Mise au point
Sclérites et épisclérites : prise en charge diagnostique et thérapeutiqueScleritis and episcleritis: Diagnosis and treatment

https://doi.org/10.1016/j.revmed.2014.02.004Get rights and content

Résumé

L’épisclérite et la sclérite sont deux entités clairement distinctes en termes de pronostic visuel, de fréquence de l’association à des maladies systémiques et de prise en charge thérapeutique.
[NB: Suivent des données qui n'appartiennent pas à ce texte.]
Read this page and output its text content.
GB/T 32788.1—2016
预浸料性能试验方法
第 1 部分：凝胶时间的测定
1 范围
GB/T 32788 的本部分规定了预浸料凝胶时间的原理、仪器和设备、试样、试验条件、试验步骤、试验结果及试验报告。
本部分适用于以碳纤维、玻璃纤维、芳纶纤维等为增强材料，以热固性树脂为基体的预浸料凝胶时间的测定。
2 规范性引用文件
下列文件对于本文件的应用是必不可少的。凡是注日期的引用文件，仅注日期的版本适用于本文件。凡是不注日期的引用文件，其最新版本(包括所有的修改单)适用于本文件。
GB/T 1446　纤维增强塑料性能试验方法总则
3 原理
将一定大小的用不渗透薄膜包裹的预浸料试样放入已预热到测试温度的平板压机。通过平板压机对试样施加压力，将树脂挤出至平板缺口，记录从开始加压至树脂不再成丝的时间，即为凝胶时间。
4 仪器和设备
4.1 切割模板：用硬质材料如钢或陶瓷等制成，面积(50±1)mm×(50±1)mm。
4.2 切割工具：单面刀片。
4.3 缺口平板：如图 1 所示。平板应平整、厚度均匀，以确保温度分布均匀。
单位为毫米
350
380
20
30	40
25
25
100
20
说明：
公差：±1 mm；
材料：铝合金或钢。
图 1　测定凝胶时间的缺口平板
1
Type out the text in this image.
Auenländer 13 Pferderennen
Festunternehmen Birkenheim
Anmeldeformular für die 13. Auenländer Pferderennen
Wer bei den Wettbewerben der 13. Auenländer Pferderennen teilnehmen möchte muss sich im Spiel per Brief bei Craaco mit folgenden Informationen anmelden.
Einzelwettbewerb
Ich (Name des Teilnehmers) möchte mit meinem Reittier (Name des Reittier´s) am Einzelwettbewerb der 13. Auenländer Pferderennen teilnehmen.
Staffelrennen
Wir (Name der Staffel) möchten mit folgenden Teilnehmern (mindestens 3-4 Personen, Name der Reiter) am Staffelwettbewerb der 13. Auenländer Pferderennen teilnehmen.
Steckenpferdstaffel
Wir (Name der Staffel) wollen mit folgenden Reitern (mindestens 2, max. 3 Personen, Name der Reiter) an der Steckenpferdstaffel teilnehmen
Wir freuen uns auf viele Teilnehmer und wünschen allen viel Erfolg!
La pertinence de la classification clinique des épisclérites et sclérites établie en 1976 reste d’actualité pour ses corrélations avec les complications oculaires, l’association à des maladies générales et les orientations thérapeutiques. Une épisclérite nécessite très rarement des explorations poussées, et sa prise en charge est alors similaire à celle d’une sclérite. Dans cette revue, l’analyse de 1358 cas de sclérites issus des grandes séries publiées depuis 1976 montre une étiologie infectieuse sous-jacente dans 8 % des cas (herpès principalement), et une maladie systémique dans 28 % des cas en moyenne : principalement les rhumatismes inflammatoires (12,8 %) et les vascularites systémiques (7,8 %). Globalement, le risque de baisse visuelle lié aux sclérites est de 16 %. Néanmoins, le risque de maladie systémique associée, comme le risque de baisse visuelle, sont très variables selon le type de sclérite, culminant à 80 % et 50 % respectivement dans les formes nécrosantes. Comparativement aux séries anciennes de sclérites, les séries récentes montrent une nette diminution des formes nécrosantes, probablement liées aux progrès des thérapeutiques immunomodulatrices des 20 dernières années et à leur large utilisation dans les principales maladies responsables de sclérite. La prise en charge thérapeutique des sclérites demande l’implication de médecins rompus aux traitements immunosuppresseurs, nécessaires dans environ 50 % des cas.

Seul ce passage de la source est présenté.